The increase was announced following an “unexpected" increase in the Consumer Prices Index to 10.4 per cent, primarily driven by rising food costs, although the Monetary Policy Committee (MPS) suggested that inflation "remains likely to fall sharply over the rest of the year."

"The labour market has remained tight, and the near-term paths of GDP and employment are likely to be somewhat stronger than expected previously," the MPC minutes stated.

"The extent to which domestic inflationary pressures ease will depend on the evolution of the economy, including the impact of the significant increases in Bank Rate so far. Uncertainties around the financial and economic outlook have risen".

XPS Pensions' defined benefit (DB) UK tracker revealed the impact of the continued interest rate rises on UK pension schemes, showing that, since the first interest rate rise in December 2021, DB pension schemes have reduced in value by approximately 35 per cent or around £800bn.

However, it also showed that, overall, funding level improvements have been "extremely positive" despite high levels of observed inflation over the period, adding around £100bn to scheme liabilities.

Commenting on the recent market movements, XPS Pensions Group chief investment officer, Simeon Willis, stated: “Typically, a rate rise coupled with the prospect of falling long-term inflation usually spells good news for pension schemes.

"However, over March we have seen a reduction in long-term gilt yields as expectations over future rates rises have been pared back and so many under hedged schemes will have seen funding levels deteriorate over the month despite this rates rise.

"Elsewhere, and given the current turmoil within the banking sector, pension schemes will also be keeping a close eye on the financial markets in the hope that this announcement does not have an adverse impact on equity and credit markets, which is the other key driver in scheme funding levels.”

Industry experts have also highlighted the potential impact on defined contribution (DC) savers, with Smart Pension chief investment officer, Paul Bucksey, noting that there are likely to be some "important knock-on effects" for DC savers, which people close to or in retirement should be alert to.
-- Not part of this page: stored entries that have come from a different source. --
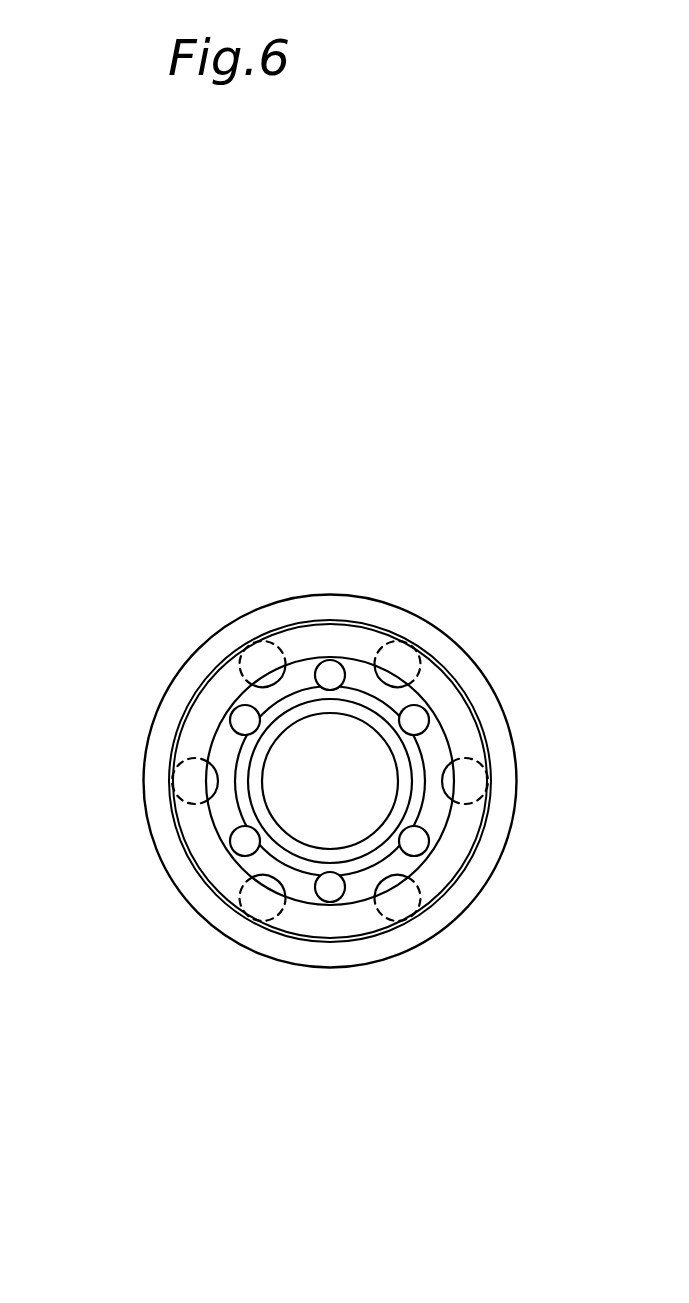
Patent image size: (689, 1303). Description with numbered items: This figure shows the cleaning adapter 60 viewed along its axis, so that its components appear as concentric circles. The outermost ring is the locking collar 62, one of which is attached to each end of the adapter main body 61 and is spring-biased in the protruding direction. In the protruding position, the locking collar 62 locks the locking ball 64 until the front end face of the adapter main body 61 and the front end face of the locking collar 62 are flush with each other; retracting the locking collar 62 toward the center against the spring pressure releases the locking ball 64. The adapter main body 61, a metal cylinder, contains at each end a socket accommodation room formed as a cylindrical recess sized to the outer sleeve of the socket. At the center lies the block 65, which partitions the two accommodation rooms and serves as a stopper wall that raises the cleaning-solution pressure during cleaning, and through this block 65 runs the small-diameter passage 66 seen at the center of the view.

The cleaning adapter 60 is at (332, 826).
The adapter main body 61 is at (450, 860).
The locking collar 62 is at (498, 747).
The locking ball 64 is at (492, 818).
The block 65 is at (328, 800).
The small-diameter passage 66 is at (330, 668).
He continued: "Further nervousness about the banking sector could have a knock-on effect to the values of equities and bonds, which the majority of pension savers are invested in.

"Those close to or in retirement could end up with an unwelcome fall in the value of their pension pot, which in turn could reduce the amount of income they can take."

However, Bucksey noted that rising interest rates will be "good news" for those thinking of using their retirement savings to purchase a guaranteed income in the form of a lifetime annuity, pointing out that annuity rates improve when interest rates increase and are at their highest for over a decade.

“We urge those close to or in retirement to take a really close look at all of the investment choices available in their pension and decide whether their pension savings are invested appropriately," he added.

"Are they taking enough risk, or too much? If they are taking a flexible income from their pension pot, do they need to reduce the amount they are taking if their pot has fallen in value.”

This was echoed by Standard Life managing director for customer, Dean Butler, who warned that retirees struggling to pay for their increased housing costs might naturally be tempted to dip further into their pension savings.

"While in many cases this will be a sensible decision, there’s always the risk of running out pension savings later in life," he stated.

"We would urge people to first look at ways in which they can review their budgets and it’s also worth checking entitlement to state benefits - a good first port of call for this is to visit the benefits calculators page on the government website gov.uk. Many benefits are hugely unclaimed, including Pensions Credit.’